Researchers from Google and Stanford University have developed a simulation to control the communication and behavior of simple autonomous software agents. They used ChatGPT to create 25 software agents in a virtual community, known as “Smallville”. These agents exhibited “realistic human behavior” and “emergent social interactions”. For instance, an agent’s plan to celebrate a Valentine’s Day party led to the simulated person sending invitations to other agents and decorating the room by themselves.

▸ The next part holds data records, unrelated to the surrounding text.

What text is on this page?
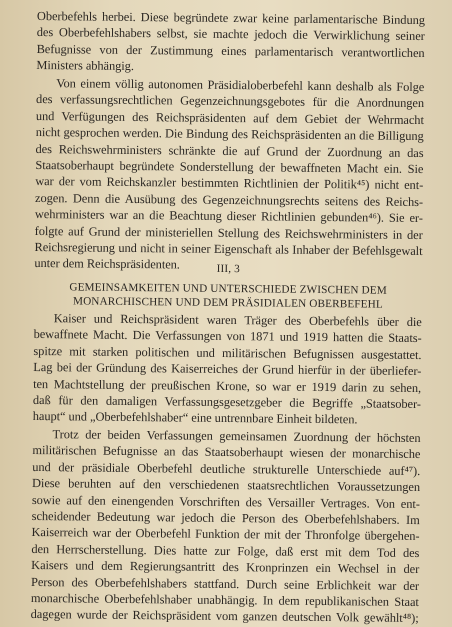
Oberbefehls herbei. Diese begründete zwar keine parlamentarische Bindung
des Oberbefehlshabers selbst, sie machte jedoch die Verwirklichung seiner
Befugnisse von der Zustimmung eines parlamentarisch verantwortlichen
Ministers abhängig.
Von einem völlig autonomen Präsidialoberbefehl kann deshalb als Folge
des verfassungsrechtlichen Gegenzeichnungsgebotes für die Anordnungen
und Verfügungen des Reichspräsidenten auf dem Gebiet der Wehrmacht
nicht gesprochen werden. Die Bindung des Reichspräsidenten an die Billigung
des Reichswehrministers schränkte die auf Grund der Zuordnung an das
Staatsoberhaupt begründete Sonderstellung der bewaffneten Macht ein. Sie
war der vom Reichskanzler bestimmten Richtlinien der Politik⁴⁵) nicht ent-
zogen. Denn die Ausübung des Gegenzeichnungsrechts seitens des Reichs-
wehrministers war an die Beachtung dieser Richtlinien gebunden⁴⁶). Sie er-
folgte auf Grund der ministeriellen Stellung des Reichswehrministers in der
Reichsregierung und nicht in seiner Eigenschaft als Inhaber der Befehlsgewalt
unter dem Reichspräsidenten.	III, 3
GEMEINSAMKEITEN UND UNTERSCHIEDE ZWISCHEN DEM
MONARCHISCHEN UND DEM PRÄSIDIALEN OBERBEFEHL
Kaiser und Reichspräsident waren Träger des Oberbefehls über die
bewaffnete Macht. Die Verfassungen von 1871 und 1919 hatten die Staats-
spitze mit starken politischen und militärischen Befugnissen ausgestattet.
Lag bei der Gründung des Kaiserreiches der Grund hierfür in der überliefer-
ten Machtstellung der preußischen Krone, so war er 1919 darin zu sehen,
daß für den damaligen Verfassungsgesetzgeber die Begriffe „Staatsober-
haupt“ und „Oberbefehlshaber“ eine untrennbare Einheit bildeten.
Trotz der beiden Verfassungen gemeinsamen Zuordnung der höchsten
militärischen Befugnisse an das Staatsoberhaupt wiesen der monarchische
und der präsidiale Oberbefehl deutliche strukturelle Unterschiede auf⁴⁷).
Diese beruhten auf den verschiedenen staatsrechtlichen Voraussetzungen
sowie auf den einengenden Vorschriften des Versailler Vertrages. Von ent-
scheidender Bedeutung war jedoch die Person des Oberbefehlshabers. Im
Kaiserreich war der Oberbefehl Funktion der mit der Thronfolge übergehen-
den Herrscherstellung. Dies hatte zur Folge, daß erst mit dem Tod des
Kaisers und dem Regierungsantritt des Kronprinzen ein Wechsel in der
Person des Oberbefehlshabers stattfand. Durch seine Erblichkeit war der
monarchische Oberbefehlshaber unabhängig. In dem republikanischen Staat
dagegen wurde der Reichspräsident vom ganzen deutschen Volk gewählt⁴⁸);
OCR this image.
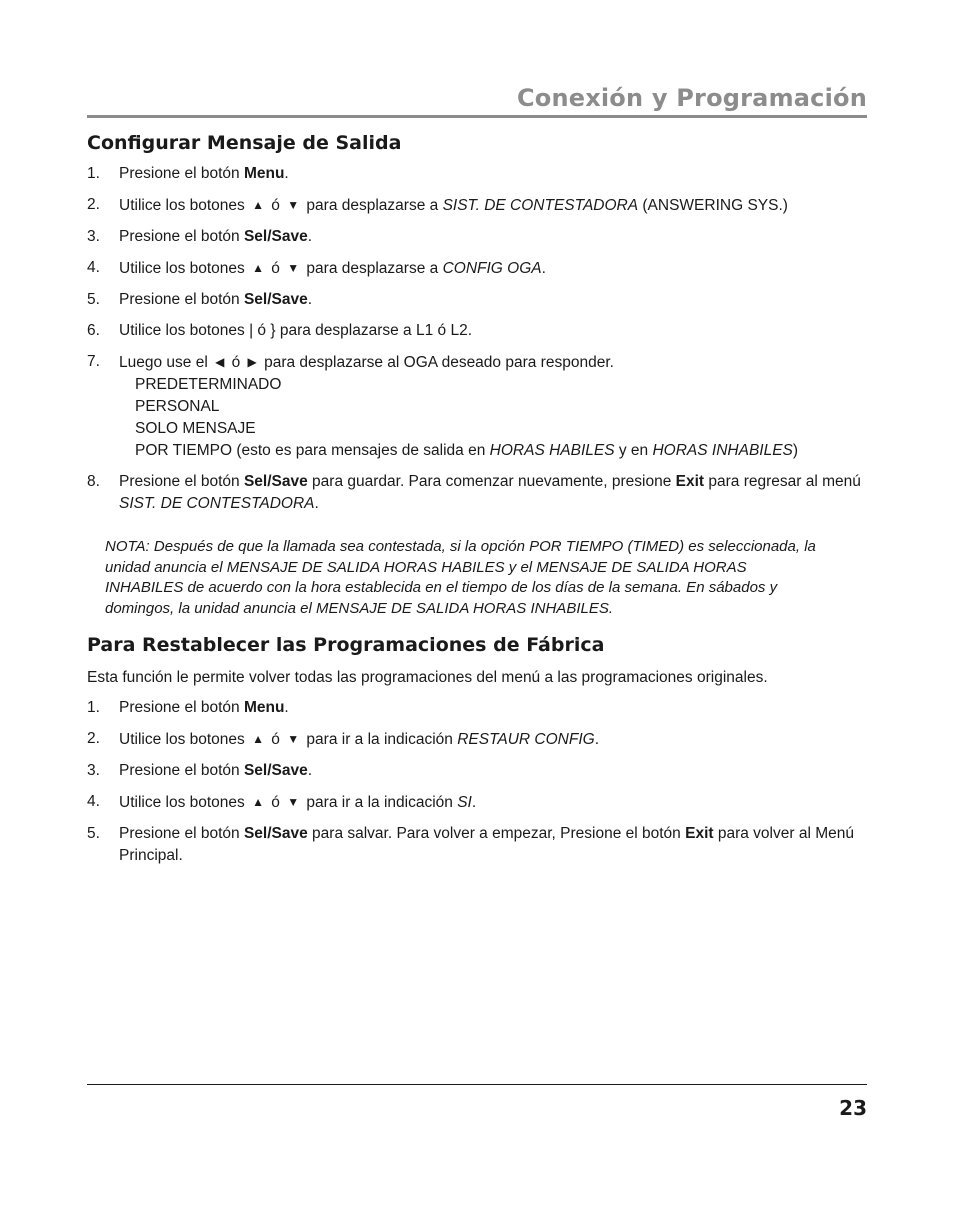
Conexión y Programación
Configurar Mensaje de Salida
1. Presione el botón Menu.
2. Utilice los botones ▲ ó ▼ para desplazarse a SIST. DE CONTESTADORA (ANSWERING SYS.)
3. Presione el botón Sel/Save.
4. Utilice los botones ▲ ó ▼ para desplazarse a CONFIG OGA.
5. Presione el botón Sel/Save.
6. Utilice los botones | ó } para desplazarse a L1 ó L2.
7. Luego use el ◀ ó ▶ para desplazarse al OGA deseado para responder.
PREDETERMINADO
PERSONAL
SOLO MENSAJE
POR TIEMPO (esto es para mensajes de salida en HORAS HABILES y en HORAS INHABILES)
8. Presione el botón Sel/Save para guardar. Para comenzar nuevamente, presione Exit para regresar al menú SIST. DE CONTESTADORA.

NOTA: Después de que la llamada sea contestada, si la opción POR TIEMPO (TIMED) es seleccionada, la unidad anuncia el MENSAJE DE SALIDA HORAS HABILES y el MENSAJE DE SALIDA HORAS INHABILES de acuerdo con la hora establecida en el tiempo de los días de la semana. En sábados y domingos, la unidad anuncia el MENSAJE DE SALIDA HORAS INHABILES.

Para Restablecer las Programaciones de Fábrica

Esta función le permite volver todas las programaciones del menú a las programaciones originales.

1. Presione el botón Menu.
2. Utilice los botones ▲ ó ▼ para ir a la indicación RESTAUR CONFIG.
3. Presione el botón Sel/Save.
4. Utilice los botones ▲ ó ▼ para ir a la indicación SI.
5. Presione el botón Sel/Save para salvar. Para volver a empezar, Presione el botón Exit para volver al Menú Principal.
23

The language model that controls the agents serves as input to other agents, similarly to a text-based role-playing game. The system has a limited “context length” of 2,048 tokens. The researchers linked the language model to a database containing the “memory stream” of each agent to act consistently. The file contains the agent’s “observations”, including summaries of events and interactions, as well as plans and intentions. The researchers used ChatGPT to generate both abstract summaries and plans.
The authors of the paper did not ascribe intelligence to the software agents, although similar autonomous systems are currently gaining attention. The system is too slow and computationally intensive for use in computer games. The researchers suggest using the software for designing online communities, for example, to test the effects of certain rules and behaviors. However, the fundamental problem of all applications of large language models remains: the authors do not know whether the system is stable.
The simulation created three “emergent” behaviors that arose solely from interactions between agents: “information-diffusion” agents passed information when necessary, the coordination of actions among multiple agents, and establishing new relationships with each other. The researchers were able to verify this directly during the ongoing simulation.
In conclusion, the system works efficiently to supplement texts and create fictitious scenarios. However, there is a risk that the language model will hallucinate or get out of hand linguistically. Therefore, the stability of the system remains an issue.